Ideia concretizada em pleno sete de setembro, isto é, a soltura do capturado e
os companheiros soltos e exilados no México.
À
época o filme teve boa aceitação de público, mas a crítica e principalmente os
participantes do evento, não viram com bons olhos a obra e sobre ela teceram
severos comentários como, por exemplo, a crítica: o filme é um melodrama
hollywoodiano e o personagem principal é o embaixador. Já os participantes
rechaçam a liderança de Fernando Gabeira (autor de um livro de memória sobre o
episódio homônimo ao filme sobre o qual Barreto se baseou) e outros detalhes do
processo de captura do embaixador.
Por
sua vez Da-rin promove uma releitura histórica e constroi seu filme a partir de
depoimentos, divididos em dois grupos de participantes: o primeiro, reunido em
torno de uma mesa, cinco pessoas e o diretor, numa sala com pouca iluminação,
tal qual uma mesa de bar e ao mesmo tempo uma sala de depoimentos à polícia.
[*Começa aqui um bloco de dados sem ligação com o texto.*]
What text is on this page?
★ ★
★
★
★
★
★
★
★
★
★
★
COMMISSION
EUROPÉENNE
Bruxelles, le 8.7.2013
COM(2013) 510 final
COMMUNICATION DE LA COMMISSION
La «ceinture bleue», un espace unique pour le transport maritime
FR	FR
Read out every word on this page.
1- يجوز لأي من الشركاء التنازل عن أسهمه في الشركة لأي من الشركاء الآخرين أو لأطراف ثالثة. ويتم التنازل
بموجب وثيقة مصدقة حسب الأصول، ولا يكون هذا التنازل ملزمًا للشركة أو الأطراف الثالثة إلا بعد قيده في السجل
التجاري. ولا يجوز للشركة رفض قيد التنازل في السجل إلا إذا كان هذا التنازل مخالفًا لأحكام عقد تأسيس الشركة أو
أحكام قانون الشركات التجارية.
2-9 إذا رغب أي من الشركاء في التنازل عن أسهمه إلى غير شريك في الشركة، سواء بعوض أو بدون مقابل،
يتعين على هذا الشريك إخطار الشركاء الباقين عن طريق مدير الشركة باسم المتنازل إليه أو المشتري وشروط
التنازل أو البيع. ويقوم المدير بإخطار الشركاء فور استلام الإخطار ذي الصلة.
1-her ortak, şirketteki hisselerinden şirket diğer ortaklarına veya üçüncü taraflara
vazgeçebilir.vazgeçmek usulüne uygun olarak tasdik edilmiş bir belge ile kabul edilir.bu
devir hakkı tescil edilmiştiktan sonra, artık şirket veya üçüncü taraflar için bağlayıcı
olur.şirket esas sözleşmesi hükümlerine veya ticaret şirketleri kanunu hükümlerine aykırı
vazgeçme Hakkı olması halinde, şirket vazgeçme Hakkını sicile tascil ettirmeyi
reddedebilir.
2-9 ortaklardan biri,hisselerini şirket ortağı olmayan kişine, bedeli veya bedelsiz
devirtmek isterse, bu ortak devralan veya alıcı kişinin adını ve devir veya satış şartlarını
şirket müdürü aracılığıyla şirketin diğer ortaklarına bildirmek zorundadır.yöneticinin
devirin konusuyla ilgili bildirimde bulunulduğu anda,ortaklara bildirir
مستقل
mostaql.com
Todos falam sobre o pré, durante e pós episódio; o segundo, individual, isto é,
cada entrevistado em sua própria casa, incluindo dentre esses Agonalto Pacheco,
em Aracaju. A ideia que tive desse exposição e modus operandi de depoimentos
foi o de que o primeiro grupo estava livre, mas havia a sombra da
clandestinidade e das prisões, enquanto o segundo, a liberdade no sentido
estrito, em sua própria casa, em seu lar. Outro detalhe do grupo em torno da
mesa foi o de que as ideias diferentes foram postas “à mesa”, incluindo
questões reveladas durante a realização do filme, isto é, houve espaço para o
debate, para o contraditório.
Entretanto
o que se abstrai dessa querela é a verdade histórica sobre um episódio
importante da recente história política do Brasil. Enquanto Barreto se propôs a
fazer uma leitura particular, sobre um episódio e baseado em uma obra
literária, Da-rin propôs-se a construir um documento histórico via depoimento.
Em ambas as situações temos duas visões limitadas, uma vez que aquilo que passa
na tela é parte de uma paisagem, portanto não é a verdade absoluta. Enquanto o
primeiro passou de cinema como fonte histórica a cinema como representação
histórica, o segundo é majoritariamente cinema como fonte histórica, pois fora
construído com os participantes de um evento real e elaborado como resposta ao
primeiro. Como agentes históricos somente o tempo posterior a este nosso irá
dizer, o que até o momento não temos informação dessa força de ambas como
produtores de história para além da própria cinematográfica.